Description: Express the morphism part of ( G o.func F ) = I explicitly. (Contributed by Zhi Wang, 15-Nov-2025)

Ref Expression
Hypotheses cofid1a.i 
|- I = ( idFunc ` D )
cofid1a.b 
|- B = ( Base ` D )
cofid1a.x 
|- ( ph -> X e. B )
cofid1a.f 
|- ( ph -> F e. ( D Func E ) )
cofid1a.g 
|- ( ph -> G e. ( E Func D ) )
cofid1a.o 
|- ( ph -> ( G o.func F ) = I )
cofid2a.y 
|- ( ph -> Y e. B )
cofid2a.h 
|- H = ( Hom ` D )
cofid2a.r 
|- ( ph -> R e. ( X H Y ) )
Assertion cofid2a 
|- ( ph -> ( ( ( ( 1st ` F ) ` X ) ( 2nd ` G ) ( ( 1st ` F ) ` Y ) ) ` ( ( X ( 2nd ` F ) Y ) ` R ) ) = R )

Proof

Step Hyp Ref Expression
1 cofid1a.i 
 |-  I = ( idFunc ` D )
2 cofid1a.b 
 |-  B = ( Base ` D )
3 cofid1a.x 
 |-  ( ph -> X e. B )
4 cofid1a.f 
 |-  ( ph -> F e. ( D Func E ) )
5 cofid1a.g 
 |-  ( ph -> G e. ( E Func D ) )
6 cofid1a.o 
 |-  ( ph -> ( G o.func F ) = I )
7 cofid2a.y 
 |-  ( ph -> Y e.
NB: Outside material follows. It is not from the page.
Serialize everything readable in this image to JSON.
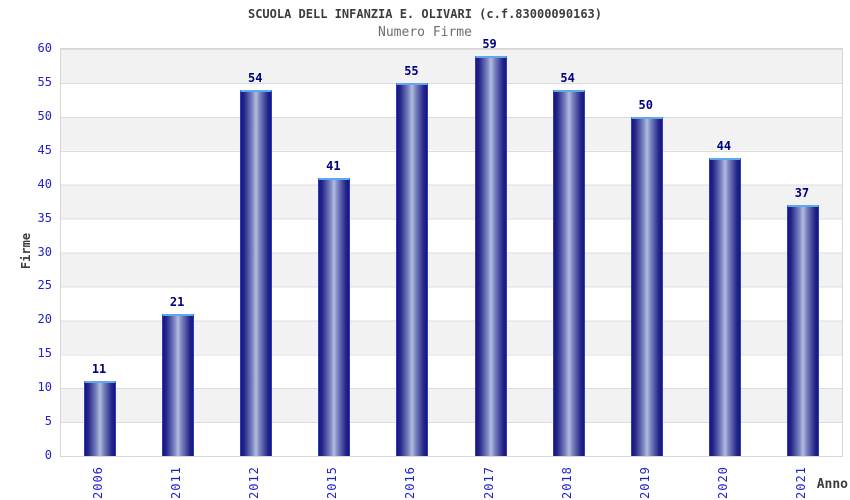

B )
8 cofid2a.h 
 |-  H = ( Hom ` D )
9 cofid2a.r 
 |-  ( ph -> R e. ( X H Y ) )
10 6 fveq2d 
 |-  ( ph -> ( 2nd ` ( G o.func F ) ) = ( 2nd ` I ) )
11 10 oveqd 
 |-  ( ph -> ( X ( 2nd ` ( G o.func F ) ) Y ) = ( X ( 2nd ` I ) Y ) )
12 11 fveq1d 
 |-  ( ph -> ( ( X ( 2nd ` ( G o.func F ) ) Y ) ` R ) = ( ( X ( 2nd ` I ) Y ) ` R ) )
13 2 4 5 3 7 8 9 cofu2 
 |-  ( ph -> ( ( X ( 2nd ` ( G o.func F ) ) Y ) ` R ) = ( ( ( ( 1st ` F ) ` X ) ( 2nd ` G ) ( ( 1st ` F ) ` Y ) ) ` ( ( X ( 2nd ` F ) Y ) ` R ) ) )
14 4 func1st2nd 
 |-  ( ph -> ( 1st ` F ) ( D Func E ) ( 2nd ` F ) )
15 14 funcrcl2 
 |-  ( ph -> D e. Cat )
16 1 2 15 8 3 7 9 idfu2 
 |-  ( ph -> ( ( X ( 2nd ` I ) Y ) ` R ) = R )
17 12 13 16 3eqtr3d 
 |-  ( ph -> ( ( ( ( 1st ` F ) ` X ) ( 2nd ` G ) ( ( 1st ` F ) ` Y ) ) ` ( ( X ( 2nd ` F ) Y ) ` R ) ) = R )